Avoid Cutting Holes in the Wall
Need to put in a new electrical outlet, but hate the idea of cutting holes in your walls to run the cable? Maybe you don’t have to. If you can keep all your work within one “bay”—that is, the area between two studs—you can add an outlet quickly and easily, and without any cutting or patching mess.
The procedure we show here allowed us to center our TV against a wall in the family room that had no outlet. We could have run an ugly (and possibly dangerous) extension cord, but since there was already an outlet in the other side of that same wall (facing into an adjacent bedroom), we just added a new outlet in the family room, drawing power from the bedroom outlet.
Of course, this only works if you can use an outlet as a power source that’s opposite, or nearly opposite, the place where you want your new outlet. To determine whether you can safely use an existing outlet, follow the list below.
How to Find a Power Source
If a switch or outlet is on a circuit that often blows its
breaker or fuse, don’t make matters worse by adding yet another outlet to
the circuit.
Electrical codes restrict the number of lights or outlets that can be connected to one circuit. Typically, you can have no more than eight lights or outlets on a 15-amp circuit. To determine the amp rating of a circuit, just look at the number on its breaker or fuse in your main electrical panel.

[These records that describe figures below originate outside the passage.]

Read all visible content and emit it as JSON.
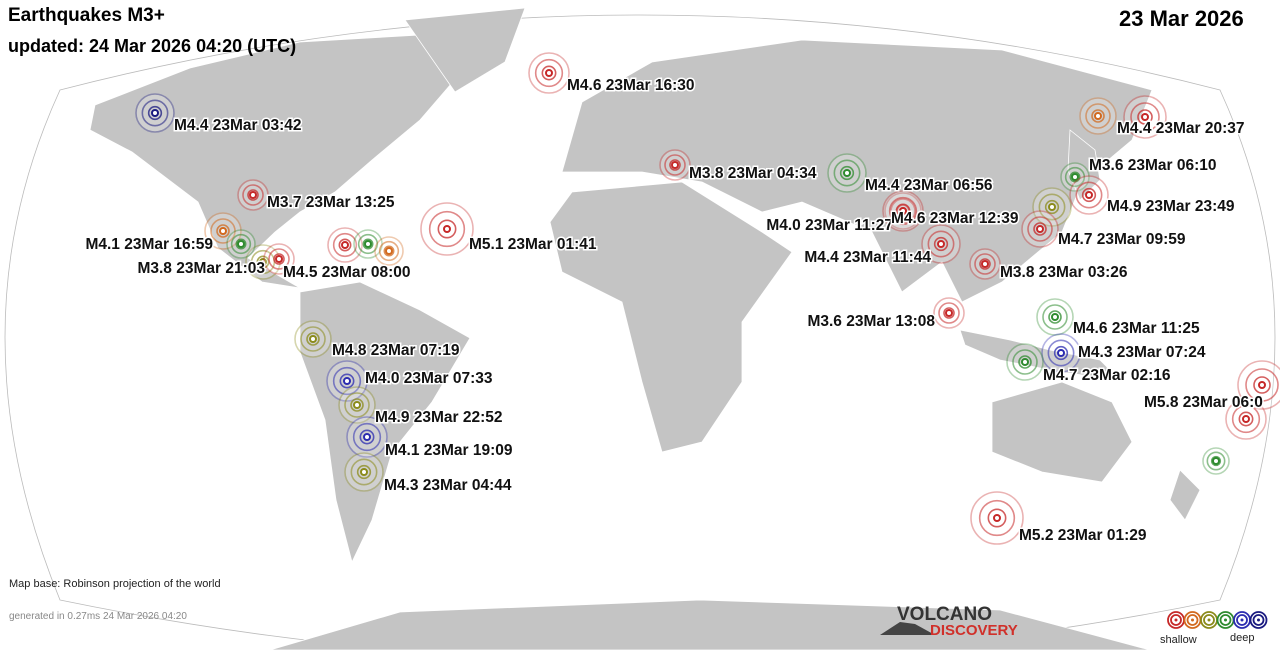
{
  "header": {
    "title": "Earthquakes M3+",
    "updated": "updated: 24 Mar 2026 04:20 (UTC)",
    "date": "23 Mar 2026"
  },
  "quakes": [
    "M4.6 23Mar 16:30",
    "M4.4 23Mar 03:42",
    "M4.4 23Mar 20:37",
    "M3.8 23Mar 04:34",
    "M3.6 23Mar 06:10",
    "M4.4 23Mar 06:56",
    "M3.7 23Mar 13:25",
    "M4.9 23Mar 23:49",
    "M4.0 23Mar 11:27",
    "M4.6 23Mar 12:39",
    "M4.7 23Mar 09:59",
    "M5.1 23Mar 01:41",
    "M4.1 23Mar 16:59",
    "M3.8 23Mar 21:03",
    "M4.5 23Mar 08:00",
    "M4.4 23Mar 11:44",
    "M3.8 23Mar 03:26",
    "M3.6 23Mar 13:08",
    "M4.6 23Mar 11:25",
    "M4.8 23Mar 07:19",
    "M4.3 23Mar 07:24",
    "M4.7 23Mar 02:16",
    "M4.0 23Mar 07:33",
    "M5.8 23Mar 06:0",
    "M4.9 23Mar 22:52",
    "M4.1 23Mar 19:09",
    "M4.3 23Mar 04:44",
    "M5.2 23Mar 01:29"
  ],
  "footer": {
    "map_base": "Map base: Robinson projection of the world",
    "generated": "generated in 0.27ms 24 Mar 2026 04:20"
  },
  "logo": {
    "line1": "VOLCANO",
    "line2": "DISCOVERY"
  },
  "legend": {
    "shallow": "shallow",
    "deep": "deep"
  }
}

Most electrical codes now require outlets in kitchens and bathrooms to be on separate 20-amp GFCI circuits. So before using the method we show here to add an outlet in a kitchen or bathroom, check with an electrical inspector. If you add an outlet to a kitchen or bath, it must be GFCI protected. Don’t power your new outlet from a kitchen or bathroom outlet.
Codes also limit the number of wires that can enter an electrical box, depending on the inside volume of the box and the gauge of the wires. The outlet-addition methods we show here are based on the most common wiring (14-gauge wire on a 15-amp circuit) and an 18-cu.-in. box (typical inside dimensions are about 2 in. x 3-1/4 in. x 3 in. deep). If the circuit is 20-amp—which means thicker, 12-gauge wire—or if the existing box is smaller than 18 cu. in., you can’t wire a new outlet as we show here unless you replace the existing box with a larger one. Plastic box sizes are stamped on the inside at the back. Always confirm the required box size with your local building inspector. In most regions, you have to obtain an electrical permit for this work from your local building department. This helps ensure a safe job.
Run the Cable
Once you’ve determined the outlet that you’ll
use as a power source and have shut it off, use an electronic stud finder to
locate the studs on both sides. You can put your new outlet anywhere between
these two studs.
Hold the face of the new electrical box against the wall where you want it to go, and trace around it with a pencil. Cut out the hole with a drywall saw. Note: Be sure to buy a “remodeling” box that can be secured to the drywall, not one that must be mounted on a stud.
Next, unscrew the existing outlet on the other side of the wall from its box (Photo 1) and punch out one of the knock-outs at the back of the box using a screwdriver. Then feed the new cable through the knock-out into the wall cavity (Photo 2). Feed in enough cable to reach the new outlet location—plus about 1 ft. Connect the wires of the new cable to the existing wires (Photo 3).
Pull the cable out through the new outlet hole in the wall (Photo 4) and feed it into the new box. Then mount the new box in the opening. Photos 3 and 5 show how the electrical connections are made. Finally, call the electrical inspector to check your work.